5 social media must-dos for advisors
Think you’re connecting with your clients on social media? Think again.
By: ANNA SHARRATT
Date: October 7, 2016
If you’re like most advisors, you’re on social media: 81 percent of advisors have taken the plunge, according to a recent study by Putnam Investments. Maybe you joined Twitter a couple of years ago – and pop up a tweet now and then – or you tweak your LinkedIn profile every six months. Once in a while you get an invitation to connect, but overall you’re not really getting anywhere client-wise.
But you should be. “Using social media shows that you’re engaged, which is important to investors,” says Jillian Bannister, CEO of Ext. Marketing in Toronto. Demographics are also at play. She points out that millennials are all over social media, and with intergenerational wealth transfer becoming an important topic for them, having a social media presence is critical in conveying essential financial information and positioning yourself as a thought leader.
The key is making the commitment: Tweeting now and then doesn’t mean you’re resonating with your client base. A recent survey by Ernst and Young found that fewer than seven percent of Canadian investors claim to interact with their advisor using social media — but a surprising 40 percent of advisors believe they are making contact with their clients.
Before you ramp up your social media presence, though, you have to have something to say, and also have the ability to produce relevant content, says Michael Kitces, partner and director of wealth management at Pinnacle Advisory Group and publisher of the blog Nerd’s Eye View.
Mr. Kitces, who has a staggering 32,000 followers on Twitter, built his fan base by producing stories a couple of times a week on issues of critical importance to his clients. In his case, they were 3,000-word articles on tax strategy and retirement, he says. He now tweets three times a day “for a few minutes,” and creates two articles a week for his site and blog.
“My income has quintupled in five or six years,” he says. “I systematically shared content and let people find me. The effect is that it just continues to grow.”
Here’s how you too can be a social media maven.
1. Be strategic
If you’re running articles on general topics covered by big news groups, you’re wasting your time, says Mr. Kitces. You have to create content that you feel is of interest to your clients and that fits into your own knowledge and training. “Who are you trying to reach?” he asks. “It’s brutally difficult to have any success if you don’t have a niche or specialization. You have to be prepared to create content that demonstrates your expertise.”

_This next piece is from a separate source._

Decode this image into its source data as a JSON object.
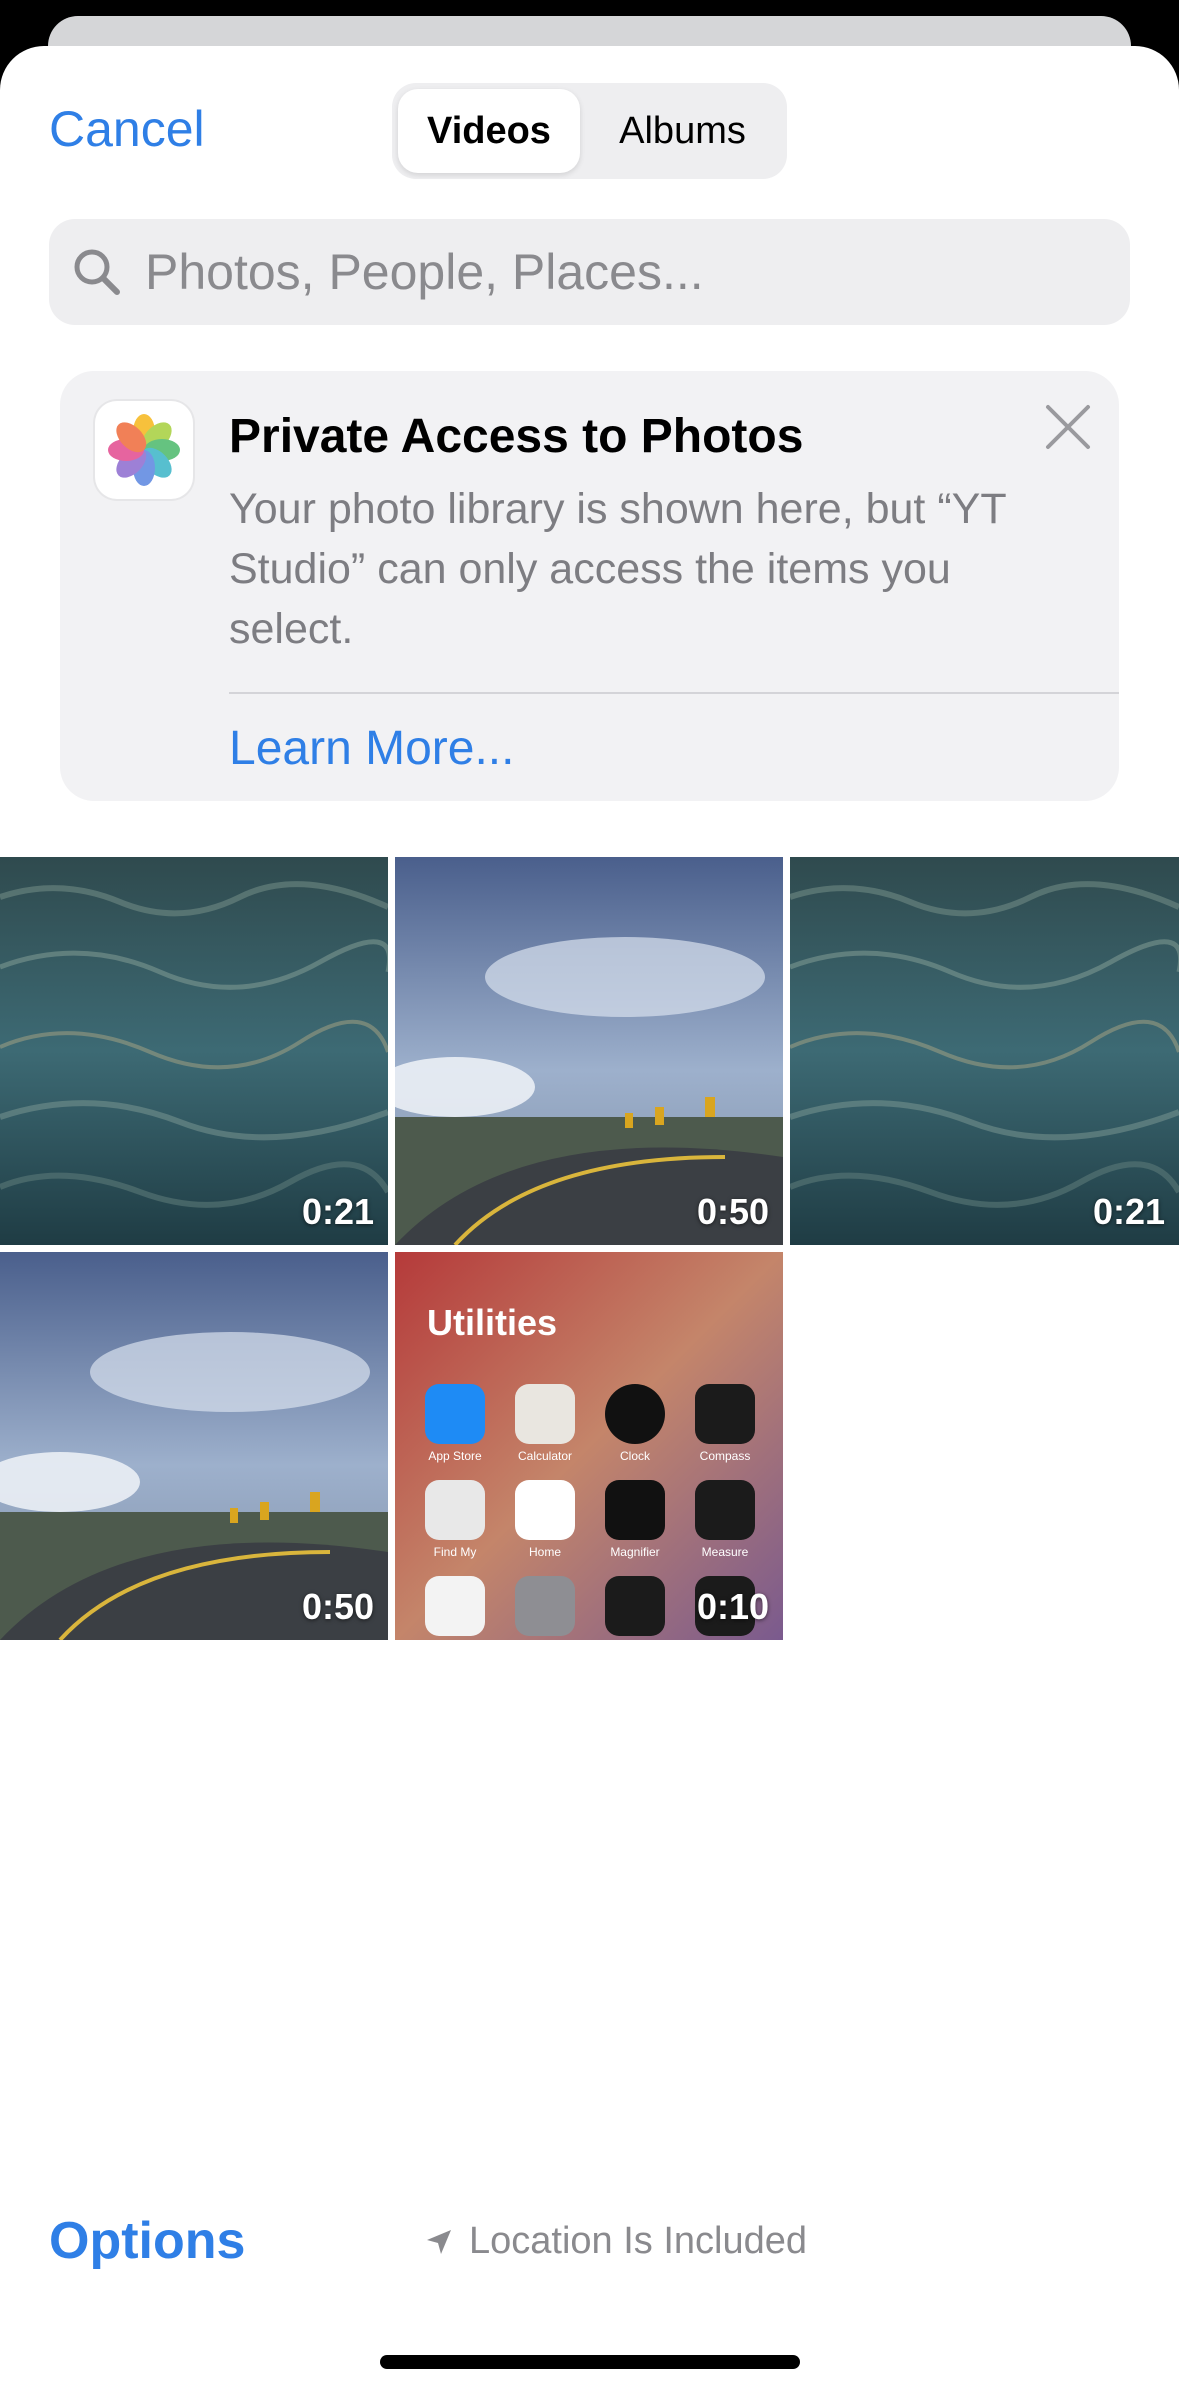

2. Take LinkedIn to the next level
“What’s great about LinkedIn is that it’s all business,” says Melonie Dodaro, founder of Top Dog Social Media and author of The LinkedIn Code. “And you can easily connect with your target market.” She says that instead of just sending invitations and never following up, “Establish some rapport. Send personalized thank-yous when people connect with you. Share status updates. Build relationships – don’t just collect connections.” And, she adds, advisors should skip the hard sell on LinkedIn: “Where you promote is in offline conversations.”

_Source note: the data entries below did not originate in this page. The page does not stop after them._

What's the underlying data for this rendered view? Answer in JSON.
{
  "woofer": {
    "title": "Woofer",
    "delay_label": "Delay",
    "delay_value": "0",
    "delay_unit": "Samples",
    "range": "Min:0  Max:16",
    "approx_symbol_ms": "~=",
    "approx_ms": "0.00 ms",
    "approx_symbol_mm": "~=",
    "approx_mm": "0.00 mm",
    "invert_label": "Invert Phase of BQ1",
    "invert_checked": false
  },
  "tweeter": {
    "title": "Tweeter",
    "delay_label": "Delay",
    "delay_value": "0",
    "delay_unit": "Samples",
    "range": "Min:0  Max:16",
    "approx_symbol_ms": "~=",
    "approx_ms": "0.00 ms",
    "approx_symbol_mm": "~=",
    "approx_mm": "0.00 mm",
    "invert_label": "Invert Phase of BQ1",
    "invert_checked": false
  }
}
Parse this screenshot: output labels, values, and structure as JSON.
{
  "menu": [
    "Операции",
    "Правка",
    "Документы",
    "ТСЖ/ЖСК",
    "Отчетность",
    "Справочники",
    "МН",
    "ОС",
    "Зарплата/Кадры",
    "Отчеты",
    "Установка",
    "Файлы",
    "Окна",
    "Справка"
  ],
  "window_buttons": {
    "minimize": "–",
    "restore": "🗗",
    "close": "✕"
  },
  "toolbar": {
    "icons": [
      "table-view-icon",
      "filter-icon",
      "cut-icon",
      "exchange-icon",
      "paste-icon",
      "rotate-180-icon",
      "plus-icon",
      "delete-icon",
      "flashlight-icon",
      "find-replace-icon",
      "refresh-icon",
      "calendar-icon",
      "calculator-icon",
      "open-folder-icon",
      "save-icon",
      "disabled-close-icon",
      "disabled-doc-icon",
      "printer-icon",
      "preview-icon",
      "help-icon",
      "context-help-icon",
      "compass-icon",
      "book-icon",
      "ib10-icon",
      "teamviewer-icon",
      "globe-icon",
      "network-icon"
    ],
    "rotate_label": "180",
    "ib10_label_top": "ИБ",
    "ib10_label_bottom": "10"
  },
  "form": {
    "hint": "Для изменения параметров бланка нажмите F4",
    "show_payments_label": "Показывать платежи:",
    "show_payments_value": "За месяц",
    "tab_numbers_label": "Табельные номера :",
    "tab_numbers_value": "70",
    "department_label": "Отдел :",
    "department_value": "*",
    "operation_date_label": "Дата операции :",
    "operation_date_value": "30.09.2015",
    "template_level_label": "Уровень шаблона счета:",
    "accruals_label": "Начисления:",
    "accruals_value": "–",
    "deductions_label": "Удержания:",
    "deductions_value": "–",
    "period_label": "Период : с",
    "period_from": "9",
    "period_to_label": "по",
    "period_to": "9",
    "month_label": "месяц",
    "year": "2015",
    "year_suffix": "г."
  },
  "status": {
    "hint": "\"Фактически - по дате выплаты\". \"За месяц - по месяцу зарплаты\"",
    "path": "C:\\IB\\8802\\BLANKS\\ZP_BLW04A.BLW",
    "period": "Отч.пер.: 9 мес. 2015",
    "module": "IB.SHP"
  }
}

3. Don’t give anything away for free
While LinkedIn can be a valuable vehicle for new clients, skip LinkedIn Publisher, warns Mr. Kitces. He says that even though you want to be seen as a thought leader, you should house any writing on your blog and website. Google searches won’t find LinkedIn-published pieces, he says, plus advisors lose the opportunity to sell their services via their website. “The long-term goal should be that when people plug their request into Google, you come up as the answer,” he says.
4. Play to your strengths
Not a writer? No worries, says Mr. Kitces. Use a different social media vehicle to get information across, such as a YouTube video or a podcast. Ms. Dodaro says that infographics also make for great client take-aways. And you always want to position yourself as a source for easy-to-access information. You want clients to say, “‘I love my advisor – they’re always sharing good content on social media,’” adds Ms. Bannister.
5. Don’t get lazy
“It’s a lot of work putting it together,” says Ms. Bannister of creating and then maintaining your social media presence. Mr. Kitces agrees. He posts regularly to ensure there’s no downtime on his site or Twitter account. To that end, he also uses social media tools like Buffer and Meet Edgar, which help to manage different accounts and allow users to schedule posts. That way he can ensure his content is distributed at regular intervals, when it’s most likely to be read by his followers. “Consistency is very important,” he says, adding that it’s all too easy for a Twitter follower to drop off if they feel the content is boring or irrelevant.
And for those advisors who feel it’s all just too much work, Mr. Kitces says they need to see it as potentially yielding much more in sales than time-consuming networking meetings. “I get an exponentially better return on my time,” he says.